The largest offering of the week came from benchmark-issuer MBNA, which sold $1 billion of pre-enhanced senior paper via the joint leads of Banc of America Securities and Salomon Smith Barney, from the company's MBNAseries program. The single-tranche floating-rate series 2001-3 offering, with a five-year bullet structure, priced at par with a coupon of three-month Libor plus 11 basis points.

Investor demand for the issue was strong, as evidenced by the fact that the issue priced one day ahead of schedule.

Providian Financial tapped the market for $750 million of credit card paper from its "Gateway to Credit" program, which is aimed at borrowers with damaged or limited credit histories, via Credit Suisse First Boston. The company sold $350 million of three-year series 2001-F and $400 million of seven-year series 2001-G paper at levels of 22 and 36 basis points over one-month Libor, respectively.
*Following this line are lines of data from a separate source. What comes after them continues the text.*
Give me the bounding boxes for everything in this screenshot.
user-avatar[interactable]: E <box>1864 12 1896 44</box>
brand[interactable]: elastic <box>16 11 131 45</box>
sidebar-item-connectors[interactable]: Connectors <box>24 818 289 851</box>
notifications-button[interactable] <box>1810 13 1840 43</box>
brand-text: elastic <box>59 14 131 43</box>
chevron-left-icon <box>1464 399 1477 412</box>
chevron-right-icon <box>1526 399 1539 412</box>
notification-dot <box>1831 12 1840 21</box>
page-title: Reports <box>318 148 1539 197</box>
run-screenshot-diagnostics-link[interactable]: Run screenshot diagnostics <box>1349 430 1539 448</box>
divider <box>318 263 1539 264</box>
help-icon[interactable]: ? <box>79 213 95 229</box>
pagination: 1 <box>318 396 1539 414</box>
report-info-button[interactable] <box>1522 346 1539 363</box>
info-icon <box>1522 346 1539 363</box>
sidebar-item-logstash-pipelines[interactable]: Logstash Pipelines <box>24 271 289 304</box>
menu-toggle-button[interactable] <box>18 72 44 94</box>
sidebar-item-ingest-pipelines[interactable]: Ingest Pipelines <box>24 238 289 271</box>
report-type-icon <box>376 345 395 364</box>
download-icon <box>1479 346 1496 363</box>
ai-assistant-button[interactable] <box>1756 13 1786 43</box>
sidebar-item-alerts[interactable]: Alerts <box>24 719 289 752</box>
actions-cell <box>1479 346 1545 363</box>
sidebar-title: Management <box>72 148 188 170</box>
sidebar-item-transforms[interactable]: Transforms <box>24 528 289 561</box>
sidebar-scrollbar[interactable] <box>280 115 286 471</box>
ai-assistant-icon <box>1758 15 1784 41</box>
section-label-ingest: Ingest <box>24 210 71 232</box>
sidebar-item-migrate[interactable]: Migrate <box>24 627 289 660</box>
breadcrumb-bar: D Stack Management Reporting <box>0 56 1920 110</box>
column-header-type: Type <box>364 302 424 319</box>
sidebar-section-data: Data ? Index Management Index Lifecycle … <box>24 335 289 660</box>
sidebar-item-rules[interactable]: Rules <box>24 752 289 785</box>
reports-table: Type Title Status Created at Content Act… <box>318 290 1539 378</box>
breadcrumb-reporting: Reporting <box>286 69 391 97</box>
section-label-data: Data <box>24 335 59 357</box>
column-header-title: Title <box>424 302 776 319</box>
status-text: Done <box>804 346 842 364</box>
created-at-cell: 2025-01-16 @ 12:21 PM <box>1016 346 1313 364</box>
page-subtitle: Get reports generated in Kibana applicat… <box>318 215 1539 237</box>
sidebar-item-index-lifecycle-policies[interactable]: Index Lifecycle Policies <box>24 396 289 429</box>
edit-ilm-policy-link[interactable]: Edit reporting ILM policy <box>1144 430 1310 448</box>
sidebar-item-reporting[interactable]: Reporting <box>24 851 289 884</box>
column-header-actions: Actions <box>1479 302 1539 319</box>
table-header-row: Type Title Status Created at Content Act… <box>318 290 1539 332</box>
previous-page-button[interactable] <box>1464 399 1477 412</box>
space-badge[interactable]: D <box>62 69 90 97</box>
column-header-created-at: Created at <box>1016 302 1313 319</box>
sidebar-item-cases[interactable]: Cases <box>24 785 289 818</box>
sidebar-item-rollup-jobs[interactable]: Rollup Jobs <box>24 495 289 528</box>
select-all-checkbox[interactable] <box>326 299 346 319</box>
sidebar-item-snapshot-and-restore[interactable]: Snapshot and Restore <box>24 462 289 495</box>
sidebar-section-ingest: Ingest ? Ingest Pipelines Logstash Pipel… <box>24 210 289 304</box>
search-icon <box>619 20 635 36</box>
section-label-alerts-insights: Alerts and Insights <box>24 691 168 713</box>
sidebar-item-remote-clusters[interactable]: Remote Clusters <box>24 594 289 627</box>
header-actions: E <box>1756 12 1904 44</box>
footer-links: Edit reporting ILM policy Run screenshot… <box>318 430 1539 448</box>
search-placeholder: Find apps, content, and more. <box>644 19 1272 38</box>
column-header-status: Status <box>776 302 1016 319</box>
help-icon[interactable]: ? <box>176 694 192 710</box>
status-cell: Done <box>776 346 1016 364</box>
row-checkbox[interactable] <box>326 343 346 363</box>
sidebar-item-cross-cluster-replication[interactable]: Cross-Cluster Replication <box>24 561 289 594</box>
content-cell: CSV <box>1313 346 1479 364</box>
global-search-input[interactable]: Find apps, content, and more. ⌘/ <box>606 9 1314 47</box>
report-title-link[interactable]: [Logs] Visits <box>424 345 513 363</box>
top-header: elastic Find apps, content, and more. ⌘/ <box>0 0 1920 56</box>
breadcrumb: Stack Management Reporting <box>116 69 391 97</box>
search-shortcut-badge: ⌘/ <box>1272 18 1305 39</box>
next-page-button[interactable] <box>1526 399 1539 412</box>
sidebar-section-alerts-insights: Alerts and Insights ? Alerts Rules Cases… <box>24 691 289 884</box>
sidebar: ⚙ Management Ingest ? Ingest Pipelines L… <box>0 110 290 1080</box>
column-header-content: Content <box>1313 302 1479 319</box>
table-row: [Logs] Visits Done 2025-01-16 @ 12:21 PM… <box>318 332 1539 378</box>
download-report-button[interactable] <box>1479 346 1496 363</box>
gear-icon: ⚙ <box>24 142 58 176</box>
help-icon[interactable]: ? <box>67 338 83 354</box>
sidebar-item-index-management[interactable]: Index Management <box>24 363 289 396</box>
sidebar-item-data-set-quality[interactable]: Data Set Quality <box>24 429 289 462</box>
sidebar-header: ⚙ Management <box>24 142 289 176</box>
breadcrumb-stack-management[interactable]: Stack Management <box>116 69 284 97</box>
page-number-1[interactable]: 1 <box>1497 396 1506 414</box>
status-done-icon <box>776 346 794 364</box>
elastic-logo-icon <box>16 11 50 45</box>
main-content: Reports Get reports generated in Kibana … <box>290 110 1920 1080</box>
Both deals were guaranteed by full MBIA surety wraps.

Strong demand for longer-dated paper led the three-year offering to be reduced in size from an initial $500 million, and the seven-year class increased by $150 million from an initial size of $250 million.

In the home-equity loan sector, Conseco sold $589 million of a 2001-C deal via the lead of CSFB. The offering contained both fixed- and floating-rate classes and after some tweaking, including slight widening in most tranches, priced in line with launch levels, at the wide end of initial guidance.

In more esoteric asset classes, new issues priced this week from timeshare lender Fairfield Resorts, a unit of Cendant Corp. and Long Beach Mortgage, which sold a net interest margin (NIM) securitization.

Fairfield, scheduled to price the week previous, priced $213 million of timeshare-backed notes via the joint leads of Banc of America and Banc One Capital Markets. The series 2001-1 priced significantly wider than initial price guidance, coming in up to 26 basis points wider than initially expected for the senior class.

Long Beach followed up its most recent home-equity loan-backed deal with a $112 million net-interest margin securitization via Banc of America. The single-tranche deal priced in line with guidance, coming in at one-month Libor plus 25 basis points.

July ended with just over $25 billion of public and 144A supply having been brought to investors, according to Thomson Financial. Approximately half of that total was in the auto sector, according to Barclays Capital, with credit cards contributing approximately $4 billion.

The highlight of the auto sector in July was the $5 billion aggregate total of wholesale dealer floorplan paper from Ford Motor Credit. The capitive finance arm sold $3 billion of three-year 2001-1 and $2 billion of five-year 2001-2 notes, both via the lead of Lehman Brothers, in what some called the largest one-time asset securitization in the U.S. markets.

In the prime sector of the market, deals were priced from Chase and American Honda Finance. Chase priced $1.2 billion of series 2001-A fixed-rate notes via unit JP Morgan. Honda priced $1.56 billion of auto loan-backed notes via the lead of Salomon Smith Barney.

Non-prime deals hit this month from sector benchmark names AmeriCredit and WFS Financial as well as deals from Household Finance and Onyx Acceptance. Strong demand for all these names was seen, as many of the offerings were increased from initial sizes and still priced tight to guidance. With the exception of the Household deal, all of the non-prime issuance was wrapped.

The later part of the month saw numerous credit card deals price, as Chase, CompuCredit, Discover, MBNA and Providian all priced sizeable deals and a small offering from First Premier priced.